Piazza Navona - Fountain of Four Rivers

Piazza Navona - Fountain of Four Rivers

This view over the Piazza Navona is part of one of the panoramic images found on the PanoramicEarth.com Tour of Rome. There are over 100 images taken from around Rome linked to an interactive map.

Full 360° panorama of the Piazza Navona

There are a few things that dominate the Piazza Navona of today. The first is the huge Fontana dei Quattro Fiumi in the centre of the long oval square topped with a large obelisk. The other is the shear number of cafés and restaurants that line the piazza. In this sense, the piazza almost feels like the Tardis from Dr.Who as it seems that surely there must be more seating space than the construction of the square could possibly allow for.

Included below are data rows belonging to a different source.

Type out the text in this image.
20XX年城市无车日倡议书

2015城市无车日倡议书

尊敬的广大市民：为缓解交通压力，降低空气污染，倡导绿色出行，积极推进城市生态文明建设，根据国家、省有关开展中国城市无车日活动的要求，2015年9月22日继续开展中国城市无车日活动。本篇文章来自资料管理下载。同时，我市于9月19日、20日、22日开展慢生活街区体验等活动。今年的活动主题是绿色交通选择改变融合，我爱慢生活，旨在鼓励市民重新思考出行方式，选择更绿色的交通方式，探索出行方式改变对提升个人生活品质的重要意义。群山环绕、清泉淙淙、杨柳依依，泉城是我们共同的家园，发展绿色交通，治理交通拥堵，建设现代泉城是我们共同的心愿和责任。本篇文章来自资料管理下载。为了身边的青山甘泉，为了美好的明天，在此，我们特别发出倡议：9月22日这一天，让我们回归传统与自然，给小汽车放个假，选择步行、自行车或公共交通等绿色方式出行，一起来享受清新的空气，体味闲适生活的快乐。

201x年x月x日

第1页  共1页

Piazza Navona started off life as the Stadium of Domitian, built in 85 AD to hold some 30,000 spectators, and the square still retains the original shape. Most of the streets lead into Piazza Novana where there were gates to the original stadium. Athletes used to enter along Via Agonale, and the area was known as Campus Agonis in the middle ages. From this through ‘in Agonale’ and ‘n’Agona’ the name ‘Navona’ is derived.

Piazza Navona fell into disrepair after the fall of the Roman Empire, decaying into use as a filed and vineyard until the 14C when it became a market place. The current form of the square developed under the orders of pope Innocent X, who also had the Pamphilj Palace built on the square for is family and personal use.

Fontana dei Quattro Fiumi or 'Fountain of the Four Rivers'
This is one of Bernini’s most famous works, along with the Piazza S Pietro in the Vatican. The base of the fountain holds four colossal statues representing four major rivers of the then known world:
Danube for Europe
Ganges for India
Nile for Egypt (with a covered face as the source of the river was not known at the time)
Rio della Plata for America.

Each figure is semi-prostrate before the obelisk places at the centre of the tower. This is meant to symbolize the then sovereignty of the pope over the temporal domains. The obelisk itself was made in Egypt for Demitian and started off it’s Roman career in the Circus of Maxentius on Via Appia, where, after the fall of Rome, it lay for centuries in five pieces before being moved here.

The image here shows two of the statues at the base of the fountain, and the hollow in the massive travertine rocks. In the 17C to 19C the piazza was regularly flooded by stopping up the fountain outlets and the people would play in the water. The full panoramic image shown on the Rome tour by PanoramicEarth.com. For better appreciation of this image go to the collection on Flickr.

For more articles on Rome see the Rome Index or select one of the labels at the bottom.

2 comments:

Better Minds said...

Hi,

Just wanted to correct you.

Ganges is the most sacred river in India and not Africa. Hope you will make the corrections.

Thanks
Jay Annadatha

peterwatts said...

Jay, thanks for that, bit of a stupid mistake, now corrected.